Gâşiye Suresi 4. Ayetinin Tefsiri:

Bütün varlığı geçici bir süre için kullarını imtihan ederek iyilerini kötülerinden ayırmak için yaratan ve bir gün kurduğu bu nizamı bozacak olan Allah Teâlâ, sûreye kıyamet olayını haber vermekle başlar. Kıyâmetin bir ismi اَلْغَاشِيَةُ (ğâşiye)dir. Ğâşiye, bir şeyi her tarafından sarıp bürüyen, salgın, sargın ve kaplayıcı şey demektir. Bu sebeple kalp zarına, insanı veya hayvanı içinden saran derde ve kâbus gibi her taraftan saran salgın belâya “ğâşiye” denilir. Kıyâmetin dehşetli afetleri, yıkıp darmadağın eden felaketleri bütün kâinatı kuşatacak ve her şeyi altüst edecek olduğundan, o böyle isimlendirilmiştir.

Belası ve kötülüğü her yandan bütün dünyayı kuşatacak olan kıyamet günü insanlar iki grup olur. Âyette, “bazı insanlar” yerine, “bazı yüzler” ifadesi kullanılır. Çünkü insanların en mühim azalarından biri yüzleridir. Onlar yüzlerinden tanındığı gibi, ayrıca iyi ya da kötü bir durumda oldukları da yüzlerinden anlaşılır. Birinci grup, geçici kısacık ömrünü gaflet, günah ve haksızlıklarla hebâ edip küfür ile sonlandıran bedbahtlardır.

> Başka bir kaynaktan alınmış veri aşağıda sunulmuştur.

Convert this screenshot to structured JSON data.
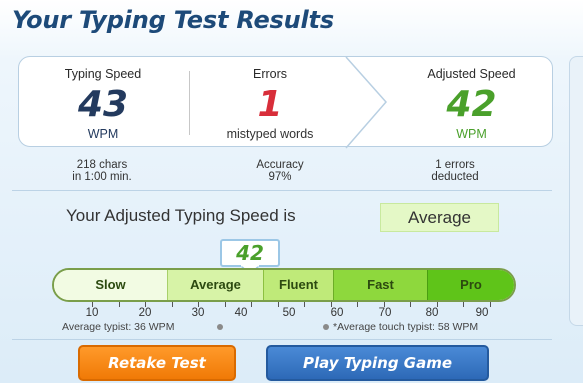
{
  "page": {
    "title": "Your Typing Test Results"
  },
  "results": {
    "typing_speed": {
      "label": "Typing Speed",
      "value": "43",
      "unit": "WPM",
      "color": "#233a5e"
    },
    "errors": {
      "label": "Errors",
      "value": "1",
      "unit": "mistyped words",
      "color": "#d82e3a"
    },
    "adjusted_speed": {
      "label": "Adjusted Speed",
      "value": "42",
      "unit": "WPM",
      "color": "#4aa02b"
    }
  },
  "sub_stats": {
    "chars_line1": "218 chars",
    "chars_line2": "in 1:00 min.",
    "accuracy_line1": "Accuracy",
    "accuracy_line2": "97%",
    "deducted_line1": "1 errors",
    "deducted_line2": "deducted"
  },
  "assessment": {
    "text": "Your Adjusted Typing Speed is",
    "level": "Average"
  },
  "scale": {
    "score": "42",
    "score_value": 42,
    "segments": [
      "Slow",
      "Average",
      "Fluent",
      "Fast",
      "Pro"
    ],
    "tick_labels": [
      "10",
      "20",
      "30",
      "40",
      "50",
      "60",
      "70",
      "80",
      "90"
    ],
    "average_typist": "Average typist: 36 WPM",
    "average_touch_typist": "*Average touch typist: 58 WPM"
  },
  "buttons": {
    "retake": "Retake Test",
    "play_game": "Play Typing Game"
  },
  "colors": {
    "accent_green": "#4aa02b",
    "error_red": "#d82e3a",
    "title_blue": "#1d4a79",
    "retake_orange": "#f07a06",
    "game_blue": "#2d69b7"
  }
}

Bunları âhirette büyük bir hüsran ve azap beklemektedir:

  Dünyada iken hakkı kabule yanaşmayan, büyüklük taslayan, mü’minleri küçümseyen kâfirlerin o gün yüzlerini korku bürüyecek, utançtan başları yere eğilecek, boyunları bükülecek, zelil ve hakîr olacaklardır.

  Aslında bunlar dünyada öyle boş duran, boş yatan kimseler de değildir. Çalışıp çabalamışlardır. Fakat bunu Allah’a iman ve  âhiret korkusuyla değil, dünyevi hesaplar uğruna yaptıkları için o gün yaptıkları boşa gidecek, kârları sadece çektikleri yorgunluk olacaktır.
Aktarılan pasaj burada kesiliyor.